In Oregon, your loved one’s will must go through probate court if it includes more than $75,000 in personal property and more than $200,000 in real property. Before this property disburses, though, you must have the will proved. When creating their will, your loved one likely included a self-proving affidavit. This affidavit – signed by your loved one and two witnesses – provides evidence of the will’s validity. In its absence, the witnesses must testify that they saw your loved one sign the will – and that they were in a sound mind to do so.

Contacting beneficiaries

Upon examining your loved one’s will, you will discover the identities of their beneficiaries. You have the fiduciary duty – as the executor – to locate these people and notify them of their inheritance once the will is proved. You must also make sure they receive this money and property. Failing to communicate with them, whether on purpose or by accident, could lead to challenges to your loved one’s will – and to the continued fulfillment of your role.

Managing assets

As an executor, you are responsible for gathering and managing your loved one’s assets after they die. You must safeguard these until they disburse in probate court. If your loved one had debts or tax obligations, you must satisfy these using their available assets. Their beneficiaries cannot receive their inheritance – or what remains of it – until these are paid.

Handling affairs

Your loved one may have received government benefits – like Social Security or Medicare – at the time of their death.

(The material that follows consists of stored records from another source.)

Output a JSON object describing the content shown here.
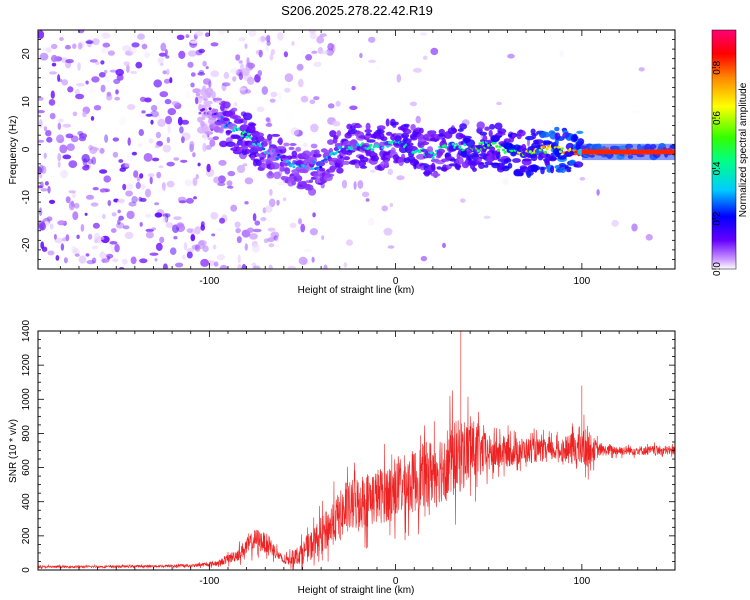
{
  "title": "S206.2025.278.22.42.R19",
  "chart_data": [
    {
      "type": "heatmap",
      "title": "S206.2025.278.22.42.R19",
      "xlabel": "Height of straight line (km)",
      "ylabel": "Frequency (Hz)",
      "xlim": [
        -192,
        150
      ],
      "ylim": [
        -25,
        25
      ],
      "xticks": [
        -100,
        0,
        100
      ],
      "yticks": [
        -20,
        -10,
        0,
        10,
        20
      ],
      "colorbar": {
        "label": "Normalized spectral amplitude",
        "range": [
          0.0,
          0.95
        ],
        "ticks": [
          0.0,
          0.2,
          0.4,
          0.6,
          0.8
        ],
        "tick_labels": [
          "0.0",
          "0.2",
          "0.4",
          "0.6",
          "0.8"
        ]
      },
      "ridge": {
        "x": [
          -100,
          -90,
          -80,
          -70,
          -60,
          -50,
          -40,
          -30,
          -20,
          -10,
          0,
          10,
          20,
          30,
          40,
          50,
          60,
          70,
          80,
          90,
          100,
          110,
          120,
          130,
          140,
          150
        ],
        "freq": [
          8,
          5,
          3,
          0,
          -2,
          -4,
          -3,
          0,
          1,
          0,
          2,
          0,
          -1,
          1,
          0,
          1,
          0,
          -1,
          0,
          0,
          -0.5,
          -0.5,
          -0.5,
          -0.5,
          -0.5,
          -0.5
        ],
        "amplitude": [
          0.1,
          0.35,
          0.45,
          0.35,
          0.3,
          0.35,
          0.3,
          0.35,
          0.4,
          0.4,
          0.4,
          0.45,
          0.4,
          0.45,
          0.5,
          0.5,
          0.55,
          0.6,
          0.7,
          0.75,
          0.85,
          0.9,
          0.9,
          0.9,
          0.9,
          0.9
        ]
      }
    },
    {
      "type": "line",
      "xlabel": "Height of straight line (km)",
      "ylabel": "SNR (10 * v/v)",
      "xlim": [
        -192,
        150
      ],
      "ylim": [
        0,
        1400
      ],
      "xticks": [
        -100,
        0,
        100
      ],
      "yticks": [
        0,
        200,
        400,
        600,
        800,
        1000,
        1200,
        1400
      ],
      "color": "#ee2222",
      "envelope": {
        "x": [
          -192,
          -150,
          -110,
          -95,
          -85,
          -75,
          -68,
          -60,
          -50,
          -40,
          -30,
          -20,
          -10,
          0,
          10,
          20,
          30,
          40,
          50,
          60,
          70,
          80,
          90,
          100,
          110,
          120,
          130,
          140,
          150
        ],
        "mean": [
          18,
          20,
          25,
          40,
          90,
          180,
          150,
          50,
          100,
          200,
          320,
          400,
          430,
          470,
          520,
          580,
          640,
          700,
          680,
          690,
          700,
          700,
          700,
          720,
          700,
          700,
          700,
          700,
          700
        ],
        "spread": [
          12,
          12,
          15,
          30,
          70,
          120,
          100,
          40,
          120,
          200,
          260,
          300,
          300,
          320,
          340,
          360,
          420,
          360,
          200,
          160,
          140,
          120,
          110,
          250,
          60,
          50,
          50,
          50,
          50
        ]
      },
      "notable_peaks": {
        "x": [
          35,
          100
        ],
        "y": [
          1400,
          1080
        ]
      }
    }
  ]
}
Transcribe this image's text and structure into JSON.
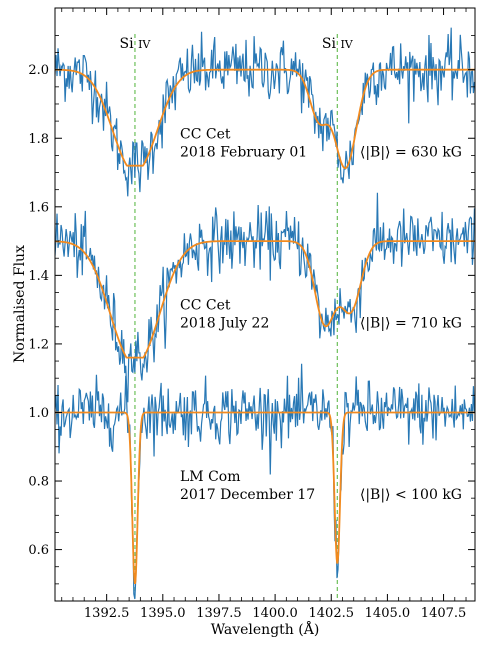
{
  "chart_data": {
    "type": "line",
    "xlabel": "Wavelength (Å)",
    "ylabel": "Normalised Flux",
    "xlim": [
      1390.2,
      1408.9
    ],
    "ylim": [
      0.45,
      2.18
    ],
    "x_ticks": [
      1392.5,
      1395.0,
      1397.5,
      1400.0,
      1402.5,
      1405.0,
      1407.5
    ],
    "x_tick_labels": [
      "1392.5",
      "1395.0",
      "1397.5",
      "1400.0",
      "1402.5",
      "1405.0",
      "1407.5"
    ],
    "y_ticks": [
      0.6,
      0.8,
      1.0,
      1.2,
      1.4,
      1.6,
      1.8,
      2.0
    ],
    "y_tick_labels": [
      "0.6",
      "0.8",
      "1.0",
      "1.2",
      "1.4",
      "1.6",
      "1.8",
      "2.0"
    ],
    "reference_lines": [
      {
        "x": 1393.76,
        "label_main": "Si",
        "label_ion": "IV"
      },
      {
        "x": 1402.77,
        "label_main": "Si",
        "label_ion": "IV"
      }
    ],
    "colors": {
      "observed": "#2878b5",
      "model": "#f28a1e",
      "reference": "#6dbf5a"
    },
    "series": [
      {
        "star": "CC Cet",
        "date": "2018 February 01",
        "field_label": "⟨|B|⟩ = 630 kG",
        "baseline": 2.0,
        "lines": [
          {
            "center": 1393.76,
            "shift": 0.0,
            "depth": 0.28,
            "width": 1.1,
            "split": 0.45
          },
          {
            "center": 1402.77,
            "shift": -0.3,
            "depth": 0.24,
            "width": 0.55,
            "split": 0.5
          },
          {
            "center": 1402.77,
            "shift": 0.55,
            "depth": 0.16,
            "width": 0.45,
            "split": 0.0
          }
        ]
      },
      {
        "star": "CC Cet",
        "date": "2018 July 22",
        "field_label": "⟨|B|⟩ = 710 kG",
        "baseline": 1.5,
        "lines": [
          {
            "center": 1393.76,
            "shift": 0.0,
            "depth": 0.34,
            "width": 1.2,
            "split": 0.5
          },
          {
            "center": 1402.77,
            "shift": -0.55,
            "depth": 0.24,
            "width": 0.45,
            "split": 0.0
          },
          {
            "center": 1402.77,
            "shift": 0.6,
            "depth": 0.2,
            "width": 0.45,
            "split": 0.0
          }
        ]
      },
      {
        "star": "LM Com",
        "date": "2017 December 17",
        "field_label": "⟨|B|⟩ < 100 kG",
        "baseline": 1.0,
        "lines": [
          {
            "center": 1393.76,
            "shift": 0.0,
            "depth": 0.5,
            "width": 0.12,
            "split": 0.0
          },
          {
            "center": 1402.77,
            "shift": 0.0,
            "depth": 0.44,
            "width": 0.12,
            "split": 0.0
          }
        ]
      }
    ]
  }
}
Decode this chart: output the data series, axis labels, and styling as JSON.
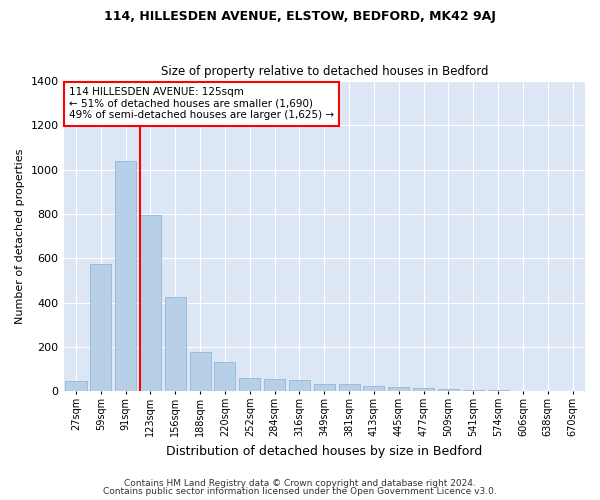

If they did, you will need to contact the appropriate agency to terminate these. Likely, your loved one had several credit cards, too. So long as they had no outstanding balance, you will need to contact the credit card companies and cancel their accounts. You will also need to cancel any mail service and news subscriptions they receive. And if your loved one has any continued expenses – like a mortgage – you must continue to pay these until you sell or disburse their property.